Selection of radial artery for use as aortocoronary graft: preoperative assessment with Doppler ultrasound and digital photoplethysmography and surgical confirmation
(Portuguese PDF version)

Fanilda Souto Barros1, Sandra Maria Pontes1, Maria Alice Almeida Taylor2, Leonard Roelke Hermann3, Melchior Luiz Lima4

1. Vascular ultrasonographer. Angiolab - Laboratório de Diagnóstico Vascular, Vitória, ES, Brazil.
2. Surgeon and Vascular ultrasonographer. Angiolab - Laboratório de Diagnóstico Vascular, Vitória, ES, Brazil.
3. Surgeon and Vascular ultrasonographer. Professor of Angiology and Vascular Surgery, Universidade Federal do Espírito Santo (UFES), Vitória, ES, Brazil.
4. Cardiac surgeon, Universidade Federal do Espírito Santo (UFES), Vitória, ES, Brazil.

Correspondence:
Fanilda Souto Barros
Angiolab - Laboratório Vascular
Rua José Teixeira, 290
CEP 29055-310 - Vitória, ES
Brazil
E-mail: fanilda@bol.com.br


ABSTRACT

Introduction: With the increasing use of the radial artery as aortocoronary graft, it has become necessary to reevaluate the criteria used for preoperative selection of this vessel in myocardial revascularization surgery. The aim of this study was to employ the perioperative assessment performed by the cardiac surgeon to confirm the viability of the selected radial artery through two noninvasive methods: color Doppler ultrasound and digital photoplethysmography.

Methods: Between July 1998 and January 2000, 78 radial arteries and 78 ulnar arteries of 39 patients candidates for myocardial revascularization surgery were studied. The study was performed bilaterally using an ATL HDI 5000 ultrasound machine and a Parks Vascular Mini-Lab Model 1052-C. The radial artery was considered suitable to be used as aortocoronary graft when it fulfilled the following criteria: absence of atheromatosis or occlusion of the ipsilateral radial and ulnar arteries; internal diameter of the radial artery > 2.5 mm, assessed by color Doppler ultrasound; and presence of pulse wave in two or more digits during radial compression, assessed by photoplethysmography. The results of the exams were confirmed by the perioperative evaluation of the radial arteries.

Results:
Of the 78 radial arteries studied, 66 (84.6%) were considered suitable to be used as a graft whereas 12 (15.4%) were considered unsuitable. Among the 39 patients studied, 24 (61.5%) underwent myocardial revascularization surgery with the use of the radial artery. The viability of the radial artery was evaluated perioperatively in all cases and confirmed preoperative findings determined by color Doppler ultrasound and photoplethysmography used to select the artery.

Conclusion:
The authors conclude that the use of noninvasive tests - color Doppler ultrasound and photoplethysmography - to select radial artery for aortocoronary grafts is effective as confirmed by perioperative findings.
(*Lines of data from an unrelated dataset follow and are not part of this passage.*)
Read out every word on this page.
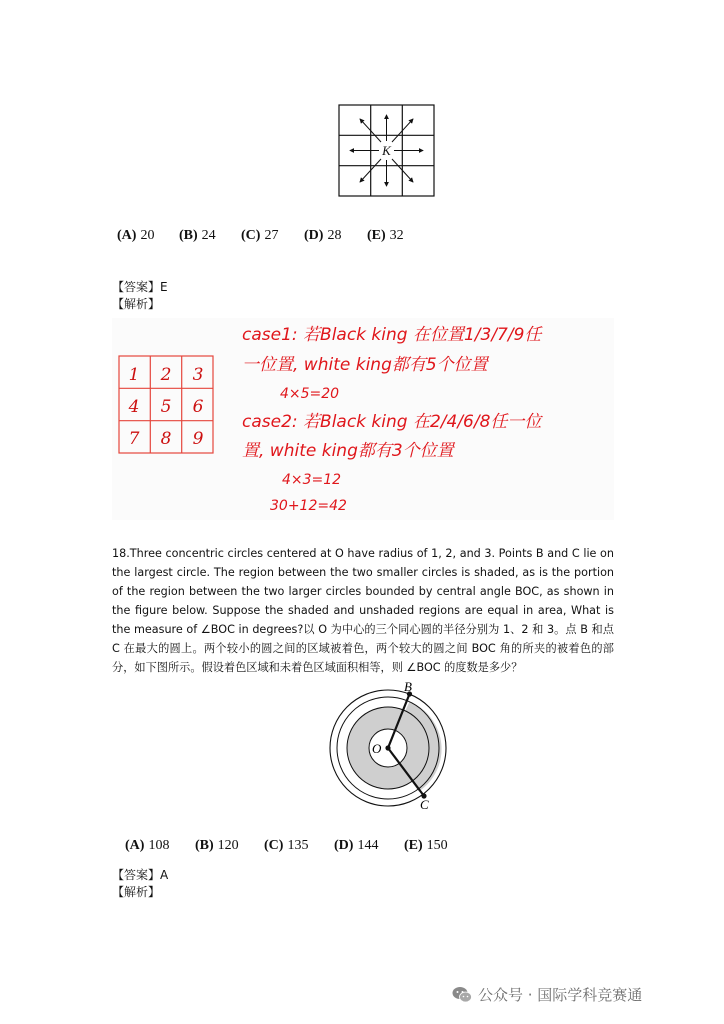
K
(A) 20	(B) 24	(C) 27	(D) 28	(E) 32
【答案】E
【解析】
1 2 3
4 5 6
7 8 9
case1: 若Black king 在位置1/3/7/9任
一位置, white king都有5个位置
4×5=20
case2: 若Black king 在2/4/6/8任一位
置, white king都有3个位置
4×3=12
30+12=42
18.Three concentric circles centered at O have radius of 1, 2, and 3. Points B and C lie on the largest circle. The region between the two smaller circles is shaded, as is the portion of the region between the two larger circles bounded by central angle BOC, as shown in the figure below. Suppose the shaded and unshaded regions are equal in area, What is the measure of ∠BOC in degrees?以 O 为中心的三个同心圆的半径分别为 1、2 和 3。点 B 和点 C 在最大的圆上。两个较小的圆之间的区域被着色，两个较大的圆之间 BOC 角的所夹的被着色的部分，如下图所示。假设着色区域和未着色区域面积相等，则 ∠BOC 的度数是多少？
B
O
C
(A) 108	(B) 120	(C) 135	(D) 144	(E) 150
【答案】A
【解析】
公众号 · 国际学科竞赛通
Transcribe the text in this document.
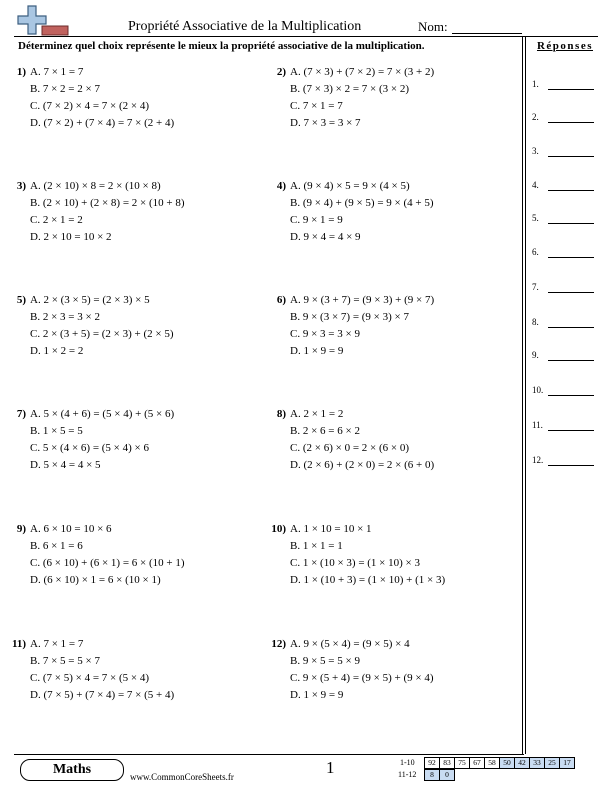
Propriété Associative de la Multiplication	Nom:
Déterminez quel choix représente le mieux la propriété associative de la multiplication.
1) A. 7 × 1 = 7
B. 7 × 2 = 2 × 7
C. (7 × 2) × 4 = 7 × (2 × 4)
D. (7 × 2) + (7 × 4) = 7 × (2 + 4)
2) A. (7 × 3) + (7 × 2) = 7 × (3 + 2)
B. (7 × 3) × 2 = 7 × (3 × 2)
C. 7 × 1 = 7
D. 7 × 3 = 3 × 7
3) A. (2 × 10) × 8 = 2 × (10 × 8)
B. (2 × 10) + (2 × 8) = 2 × (10 + 8)
C. 2 × 1 = 2
D. 2 × 10 = 10 × 2
4) A. (9 × 4) × 5 = 9 × (4 × 5)
B. (9 × 4) + (9 × 5) = 9 × (4 + 5)
C. 9 × 1 = 9
D. 9 × 4 = 4 × 9
5) A. 2 × (3 × 5) = (2 × 3) × 5
B. 2 × 3 = 3 × 2
C. 2 × (3 + 5) = (2 × 3) + (2 × 5)
D. 1 × 2 = 2
6) A. 9 × (3 + 7) = (9 × 3) + (9 × 7)
B. 9 × (3 × 7) = (9 × 3) × 7
C. 9 × 3 = 3 × 9
D. 1 × 9 = 9
7) A. 5 × (4 + 6) = (5 × 4) + (5 × 6)
B. 1 × 5 = 5
C. 5 × (4 × 6) = (5 × 4) × 6
D. 5 × 4 = 4 × 5
8) A. 2 × 1 = 2
B. 2 × 6 = 6 × 2
C. (2 × 6) × 0 = 2 × (6 × 0)
D. (2 × 6) + (2 × 0) = 2 × (6 + 0)
9) A. 6 × 10 = 10 × 6
B. 6 × 1 = 6
C. (6 × 10) + (6 × 1) = 6 × (10 + 1)
D. (6 × 10) × 1 = 6 × (10 × 1)
10) A. 1 × 10 = 10 × 1
B. 1 × 1 = 1
C. 1 × (10 × 3) = (1 × 10) × 3
D. 1 × (10 + 3) = (1 × 10) + (1 × 3)
11) A. 7 × 1 = 7
B. 7 × 5 = 5 × 7
C. (7 × 5) × 4 = 7 × (5 × 4)
D. (7 × 5) + (7 × 4) = 7 × (5 + 4)
12) A. 9 × (5 × 4) = (9 × 5) × 4
B. 9 × 5 = 5 × 9
C. 9 × (5 + 4) = (9 × 5) + (9 × 4)
D. 1 × 9 = 9
Réponses
1.
2.
3.
4.
5.
6.
7.
8.
9.
10.
11.
12.
Maths	www.CommonCoreSheets.fr	1	1-10 92	83	75	67	58	50	42	33	25	17
11-12 8	0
The association of these two methods provides greater safety and a better surgical planning for each patient.

Key-words: radial artery, grafts, color Doppler ultrasound, photoplethysmography.
Palavras-chave: artéria radial, enxertos, ecocardiografia Doppler em cores, fotopletismografia.

J Vasc Br 2004;3(2):107-10


During many years, the internal saphenous vein was the best choice as an arterial substitute. First described by Favarolo et al.1 and still used by many cardiovascular surgeons in cases of obstructive atherosclerotic disease, the internal saphenous vein, however, is not the only alternative, perhaps not even the better. Later, the use of mammary artery (internal thoracic) with the same purpose was proposed by Kolessov et al.2

Carpentier et al.3 were the pioneers in employing the radial artery as a vascular substitutive in myocardial revascularization surgery. Initially, this technique presented bad results due to the spasm that is peculiar to this vessel. Years later, changes were introduced on the surgical technique, as well the association of drugs like calcium channel blockers, with the aim at reducing the incidence of vasospasms.4 These changes stimulated the reactivation of the use of this artery.

The use of artery as a graft has showed to be superior to the use of vein due to its similarity in caliber to the coronary, its wall composition, and its longer patency time.

In face of the frequent usage of radial artery as aortocoronary bypass and the excellent results showed by several authors,4,5 it has become necessary to reevaluate the criteria used in the preoperative selection of this vessel when the objective is to study patency, diameter size, presence or absence of atherosclerotic disease in the radial and ulnar arteries, and assess digital perfusion through maneuvers that simulate radial artery harvesting, avoiding, therefore, ischemic postoperative complications, as well as providing surgeons with information regarding the anatomic and functional state of the selected artery.

In relation to hand circulation, it is widely known that the irrigation is predominantly performed by the superficial palmar arch, with the ulnar artery playing the major role. The superficial palmar arch is called complete when there is a continuity of the arch, with blood supply coming through both radial and ulnar arteries. It is considered incomplete when there is no connection between the terminal branches of both arteries, in a way that, in such cases, radial artery harvesting may affect digital perfusion. According to Coleman et al.,6,7 the arch is complete in 78.5% of the population.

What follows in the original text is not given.